Oportunidades não faltaram, para que o senador paraibano Humberto Lucena se candidatasse ao governo da Paraíba durante mais de 40 anos de vida pública. Mas as circunstâncias conspiraram para que ele fosse um homem do Parlamento, onde exercitava dotes invejáveis, mesclados pela moderação que emprestava característica peculiar à sua personalidade. Humberto presidiu o Senado da República por duas vezes numa mesma legislatura. Derrotou um nome nacionalmente expressivo, como Nelson Carneiro, representante do Estado do Rio e autor da Lei do Divórcio no Brasil. E venceu, também, José Fragelli, do Mato Grosso, que tinha apoios não menos expressivos no Parlamento.
A tarefa de presidir o PMDB da Paraíba e conduzi-lo a porto seguro durante as tempestades talvez tenha contribuído para afastar Humberto da hierarquia do Executivo no seu Estado. Ele abriu mão da indicação, quer para correligionários, quer para cristãos-novos que tinham densidade eleitoral ou prestígio político. Foi assim que por duas vezes adotou Antônio Mariz como candidato ao Palácio da Redenção. Em 86, estava praticamente tudo certo para que Lucena fosse o postulante peemedebista ao governo, mas recolhido ao Incor em São Paulo ele cedeu a vez a Tarcísio Burity, então fenômeno eleitoral e dissidente recém-chegado ao PMDB. De sua parte, encarou novamente a eleição ao Congresso, e ganhou.

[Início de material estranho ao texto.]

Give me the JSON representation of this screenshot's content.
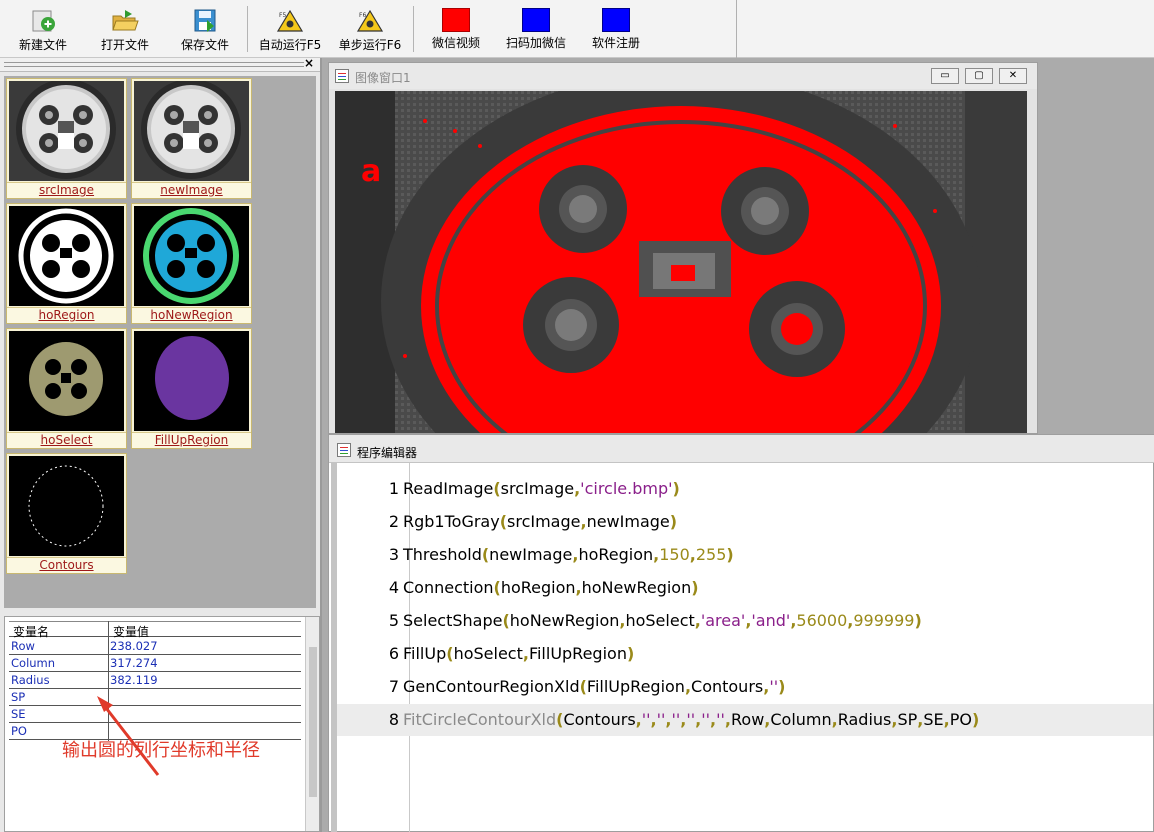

Naturalmente o papel como senador ofuscou a passagem de Humberto pela Câmara Federal, onde exerceu alguns mandatos. Mas é oportuno lembrar, até para registro histórico, que Humberto foi altivo e corajoso na tribuna da Câmara, com pronunciamentos duros em que denunciou a censura à imprensa, pediu eleições diretas e deplorou com veemência as torturas praticadas pelo regime militar contra presos políticos. Há indícios de que seu nome chegou a entrar no índex dos opositores da ditadura para serem cassados pelo AI-5, instrumento discricionário, típico de regimes que recorrem à força para se manter porque não conseguem a bênção popular para se legitimarem. Mas a projeção de Humberto no cenário nacional inibiu os prováveis cassadores de mandatos a tomar qualquer medida punitiva para tolher a sua atuação, combinada com a repercussão desgastante que o episódio teria.
Humberto honrou a Paraíba no Congresso Nacional e alguns depoimentos sobre ele falam mais alto. Como o do senador cearense Mauro Benevides: Quanto mais árduas eram as adversidades, Lucena impunha-se diante de seus pares pela serenidade e determinação, compondo muitas vezes tendências antagônicas em nome do inarredável princípio do fortalecimento do Poder Legislativo. O senador gaúcho Pedro Simon tinha Humberto na conta de um homem honrado, que soube colocar, sempre, os interesses da Pátria, acima dos interesses pessoais. O cacique baiano Antônio Carlos Magalhães disse: Quem detém mandato por mais de 40 anos com eleições livres do povo, evidentemente é digno do apreço, do respeito do povo do seu Estado e do povo do seu país. No ano em que o país se prepara para a renovação de mandatos, inclusive ao Senado, não há como deixar de lembrar a passagem fulgurante de Humberto pela cena política brasileira. Ele dignificou as melhores tradições da Paraíba, desafiando o preconceito por ser nordestino. E foi um abnegado na defesa das causas públicas de grande interesse.